The Dixie Fire has burn over half a million acres of land
by Nathan'ette Burdine: August 14, 2021
 


The burning of 1,045 buildings, which includes 550 homes, and the scorching of over 500,000 acres of land has helped the Dixie Fire to knock the Creek Fire off its pedestal as California’s largest single wildfire ever!

A single wildfire is made up of one fire that goes around burning any and everything in its way; whereas a three complex fire, like California’s largest wildfire the August Complex, is made up of at least two fires that torches everything in its path.

Mind you, now, folks, being a single fire doesn’t limit the Dixie Fire’s ability to knock off the largest three complex fire, the August Complex, as California’s largest wildfire ever.

With over half a million acres of land bacon burnt, the Dixie Fire is already a little over half way there in catching up with the August Fire which Cajun style cooked over one million acres of land in almost 3 months (August 16, 2020, to November 11, 2020).

Wednesday, July 14, 2021, is when the Dixie Fire was set ablaze on Dixie Road which it, Dixie Fire, was named after. And in less than one month, the Dixie Fire has managed to overtake the Creek Fire which took from the fourth of September 2020 to a few days before Christmas morning 2020 to char over 850 buildings while lighting up over 379,000 acres.

Therefore, it’s only reasonable to infer that due to the Dixie Fire making quick due away with more buildings and land than what the Creek Fire did away with in over three months and than what the August Complex did away with in almost three months, then the Dixie Fire will overtake the August Complex as California’s largest wildfire ever!

This, of course, isn’t good news because it means that Californians will have to pay somewhere north of $900 million in order to make a new what the Dixie Fire has made quick due away with.

Some of you are wondering how I came up with the $900 million number.
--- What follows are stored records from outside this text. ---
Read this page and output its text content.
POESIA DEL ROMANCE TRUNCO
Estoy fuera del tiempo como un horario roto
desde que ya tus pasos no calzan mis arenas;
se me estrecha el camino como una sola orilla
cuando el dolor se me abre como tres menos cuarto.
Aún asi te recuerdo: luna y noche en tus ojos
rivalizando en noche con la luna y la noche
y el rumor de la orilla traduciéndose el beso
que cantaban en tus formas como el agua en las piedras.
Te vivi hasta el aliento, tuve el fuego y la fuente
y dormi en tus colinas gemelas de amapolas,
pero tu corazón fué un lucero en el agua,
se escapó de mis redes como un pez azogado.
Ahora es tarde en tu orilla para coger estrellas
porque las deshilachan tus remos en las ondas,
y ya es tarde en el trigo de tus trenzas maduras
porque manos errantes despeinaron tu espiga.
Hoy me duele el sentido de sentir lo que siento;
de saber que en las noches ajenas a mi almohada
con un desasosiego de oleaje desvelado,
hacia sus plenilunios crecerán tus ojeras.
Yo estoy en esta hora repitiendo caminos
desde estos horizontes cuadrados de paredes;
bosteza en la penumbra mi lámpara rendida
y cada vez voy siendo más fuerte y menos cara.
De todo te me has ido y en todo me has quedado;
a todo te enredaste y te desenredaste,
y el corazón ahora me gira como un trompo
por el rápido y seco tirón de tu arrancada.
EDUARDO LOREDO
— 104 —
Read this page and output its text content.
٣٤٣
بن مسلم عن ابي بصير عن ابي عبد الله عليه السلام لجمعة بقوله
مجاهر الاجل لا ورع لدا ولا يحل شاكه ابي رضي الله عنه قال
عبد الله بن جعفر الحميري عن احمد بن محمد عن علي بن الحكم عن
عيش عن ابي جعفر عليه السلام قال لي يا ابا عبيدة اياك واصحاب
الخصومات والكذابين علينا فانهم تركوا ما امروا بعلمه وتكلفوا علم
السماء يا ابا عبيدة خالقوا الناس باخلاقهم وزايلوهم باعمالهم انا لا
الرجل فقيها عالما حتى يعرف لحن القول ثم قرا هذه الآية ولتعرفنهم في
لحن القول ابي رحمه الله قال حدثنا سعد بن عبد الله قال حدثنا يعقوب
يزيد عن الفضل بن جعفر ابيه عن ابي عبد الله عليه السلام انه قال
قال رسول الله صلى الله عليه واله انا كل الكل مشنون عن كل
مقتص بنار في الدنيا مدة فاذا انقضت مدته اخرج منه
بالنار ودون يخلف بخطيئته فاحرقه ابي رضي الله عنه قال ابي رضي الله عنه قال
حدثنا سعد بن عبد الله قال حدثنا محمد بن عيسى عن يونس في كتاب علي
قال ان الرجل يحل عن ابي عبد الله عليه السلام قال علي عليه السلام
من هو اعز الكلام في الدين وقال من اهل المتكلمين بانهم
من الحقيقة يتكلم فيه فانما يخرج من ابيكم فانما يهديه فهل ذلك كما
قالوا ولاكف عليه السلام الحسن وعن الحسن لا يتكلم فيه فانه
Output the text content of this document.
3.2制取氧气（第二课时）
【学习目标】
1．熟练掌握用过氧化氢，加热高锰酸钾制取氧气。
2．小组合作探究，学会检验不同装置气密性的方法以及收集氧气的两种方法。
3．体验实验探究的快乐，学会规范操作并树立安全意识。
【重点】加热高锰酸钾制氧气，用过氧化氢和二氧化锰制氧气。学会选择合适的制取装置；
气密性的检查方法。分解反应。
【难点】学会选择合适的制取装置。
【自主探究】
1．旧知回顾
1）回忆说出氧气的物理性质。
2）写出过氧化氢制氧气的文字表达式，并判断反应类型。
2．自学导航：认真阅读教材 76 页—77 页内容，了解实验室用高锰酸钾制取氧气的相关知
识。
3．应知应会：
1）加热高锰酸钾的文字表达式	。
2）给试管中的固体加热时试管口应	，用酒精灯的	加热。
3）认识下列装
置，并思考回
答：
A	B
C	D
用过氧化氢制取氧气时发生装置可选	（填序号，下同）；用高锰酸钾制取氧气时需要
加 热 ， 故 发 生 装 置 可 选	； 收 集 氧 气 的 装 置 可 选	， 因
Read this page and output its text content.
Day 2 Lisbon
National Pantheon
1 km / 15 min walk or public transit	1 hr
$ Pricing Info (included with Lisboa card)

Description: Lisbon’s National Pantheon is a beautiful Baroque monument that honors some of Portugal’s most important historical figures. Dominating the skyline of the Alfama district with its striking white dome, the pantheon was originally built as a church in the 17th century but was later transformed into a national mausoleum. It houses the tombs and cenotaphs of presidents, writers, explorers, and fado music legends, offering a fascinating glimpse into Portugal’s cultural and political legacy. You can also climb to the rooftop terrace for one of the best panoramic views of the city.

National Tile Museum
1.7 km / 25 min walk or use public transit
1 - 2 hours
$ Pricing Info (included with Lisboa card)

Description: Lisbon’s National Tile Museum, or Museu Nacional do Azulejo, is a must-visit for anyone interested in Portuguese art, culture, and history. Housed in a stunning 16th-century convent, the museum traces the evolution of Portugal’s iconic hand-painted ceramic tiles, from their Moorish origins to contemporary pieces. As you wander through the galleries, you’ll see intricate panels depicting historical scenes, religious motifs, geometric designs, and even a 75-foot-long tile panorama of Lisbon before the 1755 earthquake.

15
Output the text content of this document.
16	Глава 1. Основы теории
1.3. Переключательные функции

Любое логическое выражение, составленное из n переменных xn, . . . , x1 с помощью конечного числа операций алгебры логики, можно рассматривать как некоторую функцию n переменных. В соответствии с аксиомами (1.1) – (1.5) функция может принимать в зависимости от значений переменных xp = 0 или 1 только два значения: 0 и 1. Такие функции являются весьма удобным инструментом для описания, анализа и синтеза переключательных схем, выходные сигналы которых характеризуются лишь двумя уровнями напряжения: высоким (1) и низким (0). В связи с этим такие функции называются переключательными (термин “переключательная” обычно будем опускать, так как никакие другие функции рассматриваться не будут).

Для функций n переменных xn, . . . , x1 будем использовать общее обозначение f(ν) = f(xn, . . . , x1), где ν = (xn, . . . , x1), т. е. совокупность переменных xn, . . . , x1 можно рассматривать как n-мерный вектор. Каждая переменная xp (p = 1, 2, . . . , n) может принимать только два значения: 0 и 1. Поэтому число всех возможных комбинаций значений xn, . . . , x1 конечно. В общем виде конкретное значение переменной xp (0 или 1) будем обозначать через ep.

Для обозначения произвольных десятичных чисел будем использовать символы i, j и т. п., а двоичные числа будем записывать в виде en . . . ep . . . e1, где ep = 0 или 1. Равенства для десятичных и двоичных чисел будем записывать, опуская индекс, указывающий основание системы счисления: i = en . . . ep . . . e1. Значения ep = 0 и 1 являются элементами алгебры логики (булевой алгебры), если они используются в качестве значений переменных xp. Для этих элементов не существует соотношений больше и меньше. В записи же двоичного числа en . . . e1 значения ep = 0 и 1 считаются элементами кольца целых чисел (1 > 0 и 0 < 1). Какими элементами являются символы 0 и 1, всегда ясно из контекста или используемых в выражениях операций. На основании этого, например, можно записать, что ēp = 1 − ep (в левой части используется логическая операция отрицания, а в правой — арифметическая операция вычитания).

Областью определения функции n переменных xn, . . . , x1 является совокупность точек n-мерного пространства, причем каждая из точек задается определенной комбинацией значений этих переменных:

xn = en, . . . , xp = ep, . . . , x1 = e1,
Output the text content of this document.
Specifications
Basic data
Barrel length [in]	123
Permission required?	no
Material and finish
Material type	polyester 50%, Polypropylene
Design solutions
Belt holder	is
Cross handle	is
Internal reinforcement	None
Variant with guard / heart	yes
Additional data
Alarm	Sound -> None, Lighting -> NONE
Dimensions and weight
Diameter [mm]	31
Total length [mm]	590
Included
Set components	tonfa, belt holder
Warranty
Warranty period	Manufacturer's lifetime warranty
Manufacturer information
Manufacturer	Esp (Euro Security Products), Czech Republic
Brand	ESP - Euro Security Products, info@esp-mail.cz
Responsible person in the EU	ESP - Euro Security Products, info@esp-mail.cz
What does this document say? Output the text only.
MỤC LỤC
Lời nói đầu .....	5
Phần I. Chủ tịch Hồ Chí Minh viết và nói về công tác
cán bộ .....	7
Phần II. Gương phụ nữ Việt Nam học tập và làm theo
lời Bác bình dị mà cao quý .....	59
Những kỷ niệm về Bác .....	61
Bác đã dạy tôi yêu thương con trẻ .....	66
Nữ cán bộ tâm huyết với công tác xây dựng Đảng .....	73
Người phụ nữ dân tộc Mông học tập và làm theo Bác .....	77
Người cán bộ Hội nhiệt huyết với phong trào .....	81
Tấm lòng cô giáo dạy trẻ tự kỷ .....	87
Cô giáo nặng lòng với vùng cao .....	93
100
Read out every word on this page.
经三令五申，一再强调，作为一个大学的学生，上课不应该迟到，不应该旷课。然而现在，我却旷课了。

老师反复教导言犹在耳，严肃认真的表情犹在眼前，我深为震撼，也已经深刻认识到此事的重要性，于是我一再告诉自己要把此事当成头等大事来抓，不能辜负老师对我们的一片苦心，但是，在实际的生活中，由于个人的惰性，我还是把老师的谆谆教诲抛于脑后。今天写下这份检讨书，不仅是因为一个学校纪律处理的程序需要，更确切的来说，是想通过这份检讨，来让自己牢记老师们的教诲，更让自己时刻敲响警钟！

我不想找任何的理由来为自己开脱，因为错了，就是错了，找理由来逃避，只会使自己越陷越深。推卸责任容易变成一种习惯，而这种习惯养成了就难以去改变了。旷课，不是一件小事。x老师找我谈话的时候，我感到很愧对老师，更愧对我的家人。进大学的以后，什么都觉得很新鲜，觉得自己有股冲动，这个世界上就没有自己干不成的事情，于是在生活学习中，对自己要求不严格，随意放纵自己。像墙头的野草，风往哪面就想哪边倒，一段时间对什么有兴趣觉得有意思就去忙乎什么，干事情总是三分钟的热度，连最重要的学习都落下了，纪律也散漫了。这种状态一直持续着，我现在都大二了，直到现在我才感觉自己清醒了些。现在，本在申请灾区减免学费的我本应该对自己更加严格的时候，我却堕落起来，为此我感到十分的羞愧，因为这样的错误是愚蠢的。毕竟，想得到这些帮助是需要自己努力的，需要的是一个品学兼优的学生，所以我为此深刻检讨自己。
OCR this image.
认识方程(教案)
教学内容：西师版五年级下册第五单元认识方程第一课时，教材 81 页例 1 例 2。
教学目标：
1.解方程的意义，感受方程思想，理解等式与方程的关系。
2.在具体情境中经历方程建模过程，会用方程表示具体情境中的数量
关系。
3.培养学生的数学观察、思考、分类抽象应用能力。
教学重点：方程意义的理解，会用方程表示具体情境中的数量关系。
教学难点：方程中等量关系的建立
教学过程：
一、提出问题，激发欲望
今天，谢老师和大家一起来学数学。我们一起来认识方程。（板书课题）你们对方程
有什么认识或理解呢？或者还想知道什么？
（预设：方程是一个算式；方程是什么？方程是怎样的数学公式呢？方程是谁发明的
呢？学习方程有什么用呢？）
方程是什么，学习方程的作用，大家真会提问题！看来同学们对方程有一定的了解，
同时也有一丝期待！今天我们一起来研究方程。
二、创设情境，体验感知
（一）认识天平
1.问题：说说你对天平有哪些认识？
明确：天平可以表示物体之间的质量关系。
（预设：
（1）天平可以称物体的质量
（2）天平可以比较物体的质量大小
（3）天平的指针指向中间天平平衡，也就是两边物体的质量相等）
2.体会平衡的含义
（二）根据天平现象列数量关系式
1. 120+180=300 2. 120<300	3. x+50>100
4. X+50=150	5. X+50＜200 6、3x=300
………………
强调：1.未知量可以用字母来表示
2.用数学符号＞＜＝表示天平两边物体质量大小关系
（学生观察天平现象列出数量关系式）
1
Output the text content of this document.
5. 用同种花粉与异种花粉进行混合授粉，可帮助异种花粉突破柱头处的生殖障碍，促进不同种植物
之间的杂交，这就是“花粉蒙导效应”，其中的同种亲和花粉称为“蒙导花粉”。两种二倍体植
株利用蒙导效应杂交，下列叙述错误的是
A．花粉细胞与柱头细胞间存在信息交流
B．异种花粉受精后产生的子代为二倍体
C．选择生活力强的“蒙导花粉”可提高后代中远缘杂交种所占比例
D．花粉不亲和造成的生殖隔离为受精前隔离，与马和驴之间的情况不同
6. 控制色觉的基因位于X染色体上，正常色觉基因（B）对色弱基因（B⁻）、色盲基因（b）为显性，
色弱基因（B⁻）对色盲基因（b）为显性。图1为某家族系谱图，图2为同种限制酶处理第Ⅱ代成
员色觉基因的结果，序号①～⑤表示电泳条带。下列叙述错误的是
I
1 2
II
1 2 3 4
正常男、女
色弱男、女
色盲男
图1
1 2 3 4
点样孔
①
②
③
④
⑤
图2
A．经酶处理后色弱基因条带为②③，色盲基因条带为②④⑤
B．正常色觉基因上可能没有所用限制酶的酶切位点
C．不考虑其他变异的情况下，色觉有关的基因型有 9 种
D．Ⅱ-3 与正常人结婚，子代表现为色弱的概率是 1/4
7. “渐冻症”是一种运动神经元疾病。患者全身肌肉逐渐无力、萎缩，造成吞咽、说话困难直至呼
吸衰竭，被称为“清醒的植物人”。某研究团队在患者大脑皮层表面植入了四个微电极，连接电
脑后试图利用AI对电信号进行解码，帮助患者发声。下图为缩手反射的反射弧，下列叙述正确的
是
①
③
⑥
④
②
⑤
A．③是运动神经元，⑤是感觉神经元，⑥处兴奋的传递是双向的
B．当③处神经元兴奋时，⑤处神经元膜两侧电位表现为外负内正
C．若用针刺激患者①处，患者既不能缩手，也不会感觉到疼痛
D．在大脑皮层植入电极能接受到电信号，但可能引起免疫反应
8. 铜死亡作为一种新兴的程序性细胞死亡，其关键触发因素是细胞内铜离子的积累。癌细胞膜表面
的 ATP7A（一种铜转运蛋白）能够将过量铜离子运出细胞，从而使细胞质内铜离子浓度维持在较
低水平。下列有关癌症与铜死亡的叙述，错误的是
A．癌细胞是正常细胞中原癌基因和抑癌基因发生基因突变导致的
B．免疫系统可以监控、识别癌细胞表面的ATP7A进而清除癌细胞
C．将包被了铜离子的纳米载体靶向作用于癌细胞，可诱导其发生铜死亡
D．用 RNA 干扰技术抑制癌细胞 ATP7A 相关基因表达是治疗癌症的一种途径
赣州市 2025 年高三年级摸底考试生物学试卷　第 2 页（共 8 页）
Well, the Creek Fire, which was the largest single fire in California’s history before the Dixie Fire came burning along, cost the state north of $693 million ($193 million to get the fire under control plus over $500 million to rebuild).

So it just makes sense that the Dixie Fire would cost more than the Creek Fire did since the Dixie Fire has caused more damage than the Creek Fire. More damage equals more money spent…and a greater toll on the human psyche. The 1,045 buildings that include 550 homes that the Dixie Fire burn down to the foundations have left several folks with nothing. No business! No home! Just nothing! And it sucks to have nothing after working so hard for something.

Like the lot of us who would want answers, these folks want to know what or who caused them to lose their life’s work and or their homes. The U.S. Forest Service investigators have an answer for them. And the answer is a who named Gary Maynard.

Gary Maynard was a professor of Criminology and Criminal Justice at Santa Clara University and at Sonoma State. It’s not loss on me that this fella is a professor of Criminology and Criminal Justice which means he is an expert on why committing a crime of any kind is not the thing to do.

The professor, however, says he didn’t do anything and that the law has the wrong man. The law says a witness statement, a tracking device on his car, and his tires are all why they beg to differ.

The one thing the professor has going in his favor is the fact that the feds say they don’t know how or with what the professor allegedly used to start California’s largest single wildfire that is about to become the state’s largest wildfire ever!